Enfin, la troisième partie aborde l’interculturation en tant que processus social complexe, caractérisé par des dynamiques identitaires ancrées dans la médiatisation de nos sociétés mondialisées. Comme une mise en abyme de cette interculturation étudiée, nous avons cherché à mobiliser, à chaque étape, une littérature scientifique francophone et anglophone, endossant un rôle de médiateur pour faire dialoguer, autant que possible, des traditions épistémologiques voulues complémentaires. Penser l’évolution des cultures et leurs rapports aux identités est un enjeu majeur de demain. Les notions invoquées dans cette troisième partie, de sémioscape, de mille-feuille culturel, de figurations sociales, issues elles-mêmes de courants de pensée différents, sont présentées ici comme autant d’outils heuristiques pour comprendre les dynamiques sociales et culturelles de notre monde actuel interconnecté.

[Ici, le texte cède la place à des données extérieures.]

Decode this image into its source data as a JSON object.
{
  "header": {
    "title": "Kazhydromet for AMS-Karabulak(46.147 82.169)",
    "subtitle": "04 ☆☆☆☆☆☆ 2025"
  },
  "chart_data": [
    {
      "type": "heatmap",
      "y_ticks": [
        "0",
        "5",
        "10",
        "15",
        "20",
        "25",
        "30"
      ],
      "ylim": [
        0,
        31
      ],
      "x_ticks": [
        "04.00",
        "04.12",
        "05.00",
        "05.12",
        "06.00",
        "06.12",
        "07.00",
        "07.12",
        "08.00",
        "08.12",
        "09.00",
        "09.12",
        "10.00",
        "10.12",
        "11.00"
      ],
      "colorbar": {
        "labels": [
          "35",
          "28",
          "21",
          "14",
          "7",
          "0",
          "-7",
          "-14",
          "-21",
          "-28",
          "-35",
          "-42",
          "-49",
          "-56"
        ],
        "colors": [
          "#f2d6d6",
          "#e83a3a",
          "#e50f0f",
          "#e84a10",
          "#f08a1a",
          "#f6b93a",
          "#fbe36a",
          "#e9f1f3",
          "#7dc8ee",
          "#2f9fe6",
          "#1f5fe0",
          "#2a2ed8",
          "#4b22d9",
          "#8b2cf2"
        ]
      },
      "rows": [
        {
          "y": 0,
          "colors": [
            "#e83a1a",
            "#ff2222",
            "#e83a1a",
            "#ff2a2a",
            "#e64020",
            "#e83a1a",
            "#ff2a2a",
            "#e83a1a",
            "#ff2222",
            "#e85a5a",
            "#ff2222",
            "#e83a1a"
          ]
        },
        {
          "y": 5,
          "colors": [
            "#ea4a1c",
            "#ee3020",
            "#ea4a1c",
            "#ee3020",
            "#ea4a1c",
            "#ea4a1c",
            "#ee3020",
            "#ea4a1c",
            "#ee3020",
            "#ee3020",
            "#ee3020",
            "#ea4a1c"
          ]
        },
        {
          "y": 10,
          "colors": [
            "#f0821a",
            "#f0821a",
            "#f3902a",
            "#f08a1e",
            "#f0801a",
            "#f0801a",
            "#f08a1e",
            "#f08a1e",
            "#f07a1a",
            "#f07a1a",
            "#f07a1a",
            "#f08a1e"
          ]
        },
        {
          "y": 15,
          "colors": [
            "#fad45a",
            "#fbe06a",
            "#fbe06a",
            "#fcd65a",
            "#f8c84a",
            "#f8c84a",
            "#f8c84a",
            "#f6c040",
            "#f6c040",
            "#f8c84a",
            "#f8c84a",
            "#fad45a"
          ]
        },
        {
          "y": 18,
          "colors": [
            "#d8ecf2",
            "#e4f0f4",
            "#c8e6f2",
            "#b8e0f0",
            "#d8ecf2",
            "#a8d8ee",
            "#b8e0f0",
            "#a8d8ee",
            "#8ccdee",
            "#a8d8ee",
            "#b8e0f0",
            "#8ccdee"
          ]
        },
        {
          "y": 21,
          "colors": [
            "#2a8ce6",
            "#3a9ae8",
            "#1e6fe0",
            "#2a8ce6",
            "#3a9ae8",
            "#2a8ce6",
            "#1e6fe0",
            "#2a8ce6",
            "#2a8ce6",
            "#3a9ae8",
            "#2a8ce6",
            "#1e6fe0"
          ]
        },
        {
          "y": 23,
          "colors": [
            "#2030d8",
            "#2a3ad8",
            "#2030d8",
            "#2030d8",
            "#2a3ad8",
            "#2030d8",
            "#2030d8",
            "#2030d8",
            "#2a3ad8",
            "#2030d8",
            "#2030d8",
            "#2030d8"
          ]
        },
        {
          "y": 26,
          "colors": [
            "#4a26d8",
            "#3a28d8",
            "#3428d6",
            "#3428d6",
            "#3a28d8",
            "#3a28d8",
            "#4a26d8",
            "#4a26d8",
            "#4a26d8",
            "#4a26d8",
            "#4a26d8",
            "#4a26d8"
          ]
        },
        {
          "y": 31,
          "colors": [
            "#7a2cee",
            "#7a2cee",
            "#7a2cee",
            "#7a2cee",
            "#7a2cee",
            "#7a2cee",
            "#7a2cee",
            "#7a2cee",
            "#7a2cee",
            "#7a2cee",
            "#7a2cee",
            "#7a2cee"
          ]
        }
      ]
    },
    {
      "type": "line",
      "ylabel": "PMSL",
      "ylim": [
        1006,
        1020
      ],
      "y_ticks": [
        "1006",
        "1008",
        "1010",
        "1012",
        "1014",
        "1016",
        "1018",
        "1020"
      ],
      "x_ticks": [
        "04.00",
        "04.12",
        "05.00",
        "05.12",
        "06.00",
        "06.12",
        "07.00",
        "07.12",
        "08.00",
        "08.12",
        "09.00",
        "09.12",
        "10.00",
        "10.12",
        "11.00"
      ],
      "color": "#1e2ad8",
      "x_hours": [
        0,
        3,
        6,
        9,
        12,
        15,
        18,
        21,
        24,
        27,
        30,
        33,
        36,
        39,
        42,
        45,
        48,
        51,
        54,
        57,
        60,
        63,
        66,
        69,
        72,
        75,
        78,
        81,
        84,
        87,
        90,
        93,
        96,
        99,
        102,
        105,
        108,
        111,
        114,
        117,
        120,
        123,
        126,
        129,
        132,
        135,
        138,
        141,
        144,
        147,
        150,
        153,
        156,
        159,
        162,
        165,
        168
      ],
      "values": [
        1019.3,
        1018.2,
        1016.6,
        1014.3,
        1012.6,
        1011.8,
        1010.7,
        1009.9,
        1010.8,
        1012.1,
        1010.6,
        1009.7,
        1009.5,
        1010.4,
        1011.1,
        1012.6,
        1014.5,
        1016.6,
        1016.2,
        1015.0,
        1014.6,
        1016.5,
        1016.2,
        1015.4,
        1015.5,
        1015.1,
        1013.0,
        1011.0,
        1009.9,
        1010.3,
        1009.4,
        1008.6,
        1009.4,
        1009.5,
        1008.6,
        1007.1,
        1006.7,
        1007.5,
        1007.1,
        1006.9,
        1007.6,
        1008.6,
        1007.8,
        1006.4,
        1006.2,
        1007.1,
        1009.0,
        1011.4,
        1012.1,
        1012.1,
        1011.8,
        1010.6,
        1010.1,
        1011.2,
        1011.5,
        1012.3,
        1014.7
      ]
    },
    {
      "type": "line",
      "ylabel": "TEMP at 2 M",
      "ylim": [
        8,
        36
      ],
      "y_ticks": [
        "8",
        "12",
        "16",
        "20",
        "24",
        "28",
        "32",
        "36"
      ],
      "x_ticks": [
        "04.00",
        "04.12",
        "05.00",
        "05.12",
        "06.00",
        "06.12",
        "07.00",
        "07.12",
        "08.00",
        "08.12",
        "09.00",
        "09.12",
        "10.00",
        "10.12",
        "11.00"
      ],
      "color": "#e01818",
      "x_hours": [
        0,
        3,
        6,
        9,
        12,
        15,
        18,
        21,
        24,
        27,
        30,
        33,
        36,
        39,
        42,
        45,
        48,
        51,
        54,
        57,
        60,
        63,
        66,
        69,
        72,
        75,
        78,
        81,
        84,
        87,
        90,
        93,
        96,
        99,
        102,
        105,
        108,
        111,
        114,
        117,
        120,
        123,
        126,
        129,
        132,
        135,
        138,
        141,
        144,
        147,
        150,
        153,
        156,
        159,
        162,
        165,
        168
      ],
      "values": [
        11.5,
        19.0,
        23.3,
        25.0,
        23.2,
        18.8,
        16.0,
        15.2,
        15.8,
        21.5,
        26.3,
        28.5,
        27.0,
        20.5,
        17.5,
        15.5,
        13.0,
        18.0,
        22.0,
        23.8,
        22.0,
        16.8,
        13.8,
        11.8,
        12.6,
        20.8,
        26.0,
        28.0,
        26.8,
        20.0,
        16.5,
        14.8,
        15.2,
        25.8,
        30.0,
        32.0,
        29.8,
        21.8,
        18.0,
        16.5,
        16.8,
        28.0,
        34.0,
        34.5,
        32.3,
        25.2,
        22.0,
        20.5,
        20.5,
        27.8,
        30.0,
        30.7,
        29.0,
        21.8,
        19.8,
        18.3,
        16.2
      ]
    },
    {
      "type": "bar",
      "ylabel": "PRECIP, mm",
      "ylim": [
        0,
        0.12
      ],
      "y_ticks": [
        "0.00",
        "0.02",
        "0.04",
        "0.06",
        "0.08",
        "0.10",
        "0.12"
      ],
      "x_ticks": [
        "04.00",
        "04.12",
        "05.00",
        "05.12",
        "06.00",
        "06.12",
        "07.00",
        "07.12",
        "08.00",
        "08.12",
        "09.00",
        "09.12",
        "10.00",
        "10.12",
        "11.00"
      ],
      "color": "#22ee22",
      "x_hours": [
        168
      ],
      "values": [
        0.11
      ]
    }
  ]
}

Le sémioscape global peut être comparé à une sorte de matrice mouvante, ubiquitaire, le reflet d’une omniscience idéale, mais nécessairement une matrice imparfaite, impossible. Elle est composée d’ontologies différentes qui se rejoignent, se recoupent, mais aussi se contredisent. Comme une ontologie (au sens informatique) est construite par rapport à un point d’entrée (thématique, disciplinaire…), elle déforme naturellement par sa structure les liens entre les éléments qui la composent, pour les projeter depuis un certain angle. L’espace métaphorique du sémioscape est ainsi plastique et dépasse les trois dimensions, pour envisager tous les liens possibles, pour les uns et les autres, à un instant t.1 Son évolution est structurée par les relations évoquées au fil des chapitres précédents, entre individus, groupes sociaux, formes communicationnelles médiatisées et déterritorialisées, identités et mille-feuilles culturels. Les individus sont connectés socialement et via les médias, dans un monde social liquide et aux frontières multiples et poreuses. La littératie culturelle des individus est multiple et évolutive elle aussi, au gré de leurs expériences sociales, de leur socialisation et de leurs figurations.

Cette complexité est à prendre en compte pour l’entreprise qui a été la nôtre : penser l’évolution du sémioscape à travers la communication, tenter de comprendre les transfigurations (Boutaud, 2016, 2019 ; cf. aussi supra 3.2.4) triviales (au sens de Jeanneret), des formes culturelles en circulation. À travers la problématique des « styles » appliquée à l’individuation, la sémiotique modale et les cultural studies soulignent l’importance de penser l’identitaire en relation avec le culturel dans la communication, le micro avec le macro et le méso. Le sémioscape est refaçonné en lien avec les phénomènes identitaires, à l’échelle micro : les formes communicationnelles adoptées sont des instanciations actualisées, synchrones, de styles, d’idées, de relations, qui s’expriment de manière diachronique.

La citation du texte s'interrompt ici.